Brushing those requests aside, I asked who he’d like to interview next. He mentioned Remnick from the New Yorker (despite insulting his leadership in his piece) and Dean Baquet, executive editor of the New York Times (although he also noted that no one should trust the paper because of its reporting of the Iraq war).

Other dream interviewees include Iranian filmmaker Abbas Kiarostami, Black Lives Matter activists, Barack Obama, Hillary Clinton and Jeb Bush. I ask if any of those interviews are already being discussed. “Some things are in the process of being made,” he said.

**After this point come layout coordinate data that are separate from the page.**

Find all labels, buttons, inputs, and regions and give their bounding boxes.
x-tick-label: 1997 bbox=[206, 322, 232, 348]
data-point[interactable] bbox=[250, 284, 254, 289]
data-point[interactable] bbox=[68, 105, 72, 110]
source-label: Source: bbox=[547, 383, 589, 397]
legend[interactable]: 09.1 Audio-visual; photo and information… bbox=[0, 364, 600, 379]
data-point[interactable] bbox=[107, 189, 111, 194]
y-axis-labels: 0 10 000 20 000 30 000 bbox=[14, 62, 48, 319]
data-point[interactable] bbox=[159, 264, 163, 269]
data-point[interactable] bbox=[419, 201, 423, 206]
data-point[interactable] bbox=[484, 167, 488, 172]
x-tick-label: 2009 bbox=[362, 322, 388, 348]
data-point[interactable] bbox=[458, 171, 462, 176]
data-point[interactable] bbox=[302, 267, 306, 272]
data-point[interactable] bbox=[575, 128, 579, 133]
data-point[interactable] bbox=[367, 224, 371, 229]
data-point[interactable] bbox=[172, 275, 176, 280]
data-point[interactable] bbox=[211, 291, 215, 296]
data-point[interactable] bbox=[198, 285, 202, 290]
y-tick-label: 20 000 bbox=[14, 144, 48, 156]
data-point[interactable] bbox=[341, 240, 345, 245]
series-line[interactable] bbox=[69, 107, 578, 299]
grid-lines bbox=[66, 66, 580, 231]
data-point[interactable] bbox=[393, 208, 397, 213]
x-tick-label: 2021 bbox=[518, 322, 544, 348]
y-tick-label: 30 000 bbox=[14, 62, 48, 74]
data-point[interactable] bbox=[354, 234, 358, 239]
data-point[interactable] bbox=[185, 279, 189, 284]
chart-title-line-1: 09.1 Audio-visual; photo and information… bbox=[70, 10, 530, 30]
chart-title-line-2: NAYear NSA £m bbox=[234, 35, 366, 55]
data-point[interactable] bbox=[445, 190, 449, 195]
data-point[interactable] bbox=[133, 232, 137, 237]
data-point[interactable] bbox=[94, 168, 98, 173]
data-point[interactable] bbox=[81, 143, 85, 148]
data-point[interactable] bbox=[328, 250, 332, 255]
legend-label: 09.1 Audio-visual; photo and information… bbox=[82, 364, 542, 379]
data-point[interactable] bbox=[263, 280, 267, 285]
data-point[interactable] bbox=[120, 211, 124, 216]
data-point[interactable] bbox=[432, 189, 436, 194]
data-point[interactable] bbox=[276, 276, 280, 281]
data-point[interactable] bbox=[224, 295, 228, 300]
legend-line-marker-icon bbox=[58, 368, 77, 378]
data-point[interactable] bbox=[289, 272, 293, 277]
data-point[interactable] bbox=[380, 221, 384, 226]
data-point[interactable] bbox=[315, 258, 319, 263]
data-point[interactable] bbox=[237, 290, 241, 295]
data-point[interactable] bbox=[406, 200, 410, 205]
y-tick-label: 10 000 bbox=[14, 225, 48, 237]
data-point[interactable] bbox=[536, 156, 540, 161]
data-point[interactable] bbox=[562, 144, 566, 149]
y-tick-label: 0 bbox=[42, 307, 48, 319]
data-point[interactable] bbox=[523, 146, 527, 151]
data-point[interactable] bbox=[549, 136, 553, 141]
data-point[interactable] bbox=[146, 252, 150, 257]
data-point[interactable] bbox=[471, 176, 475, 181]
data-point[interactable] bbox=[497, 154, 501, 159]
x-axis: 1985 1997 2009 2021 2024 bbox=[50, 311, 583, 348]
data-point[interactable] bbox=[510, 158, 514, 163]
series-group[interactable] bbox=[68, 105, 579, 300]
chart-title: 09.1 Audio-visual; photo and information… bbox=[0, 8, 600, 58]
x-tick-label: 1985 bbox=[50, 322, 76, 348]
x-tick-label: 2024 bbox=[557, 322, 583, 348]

We talked for nearly three hours, and I told him I felt I only knew the bare bones of his life because he is so cagey. That’s exactly what he wants – to make sure his critics can’t dismiss him even more. “They want to make it personal to deflect, deflect, deflect,” he said.

Most reporters are lazy and greedy, he reckons. “Corporate media: they can’t piss on it because they want a piece of it. That’s a good quote,” he said.

Starbucks closed at 10pm, and we continued the conversation outside, only leaving when his back ached too much to stand. He tried to make sure I was going to write about the “real issues” he’d raised, but then threw his hands in the air.

“Talk about what you want,” he declared with a gallic shrug.

  • This article was amended on 3 April 2016 to correct Dean Baquet’s job title at the New York Times. He is the executive editor, not the managing editor.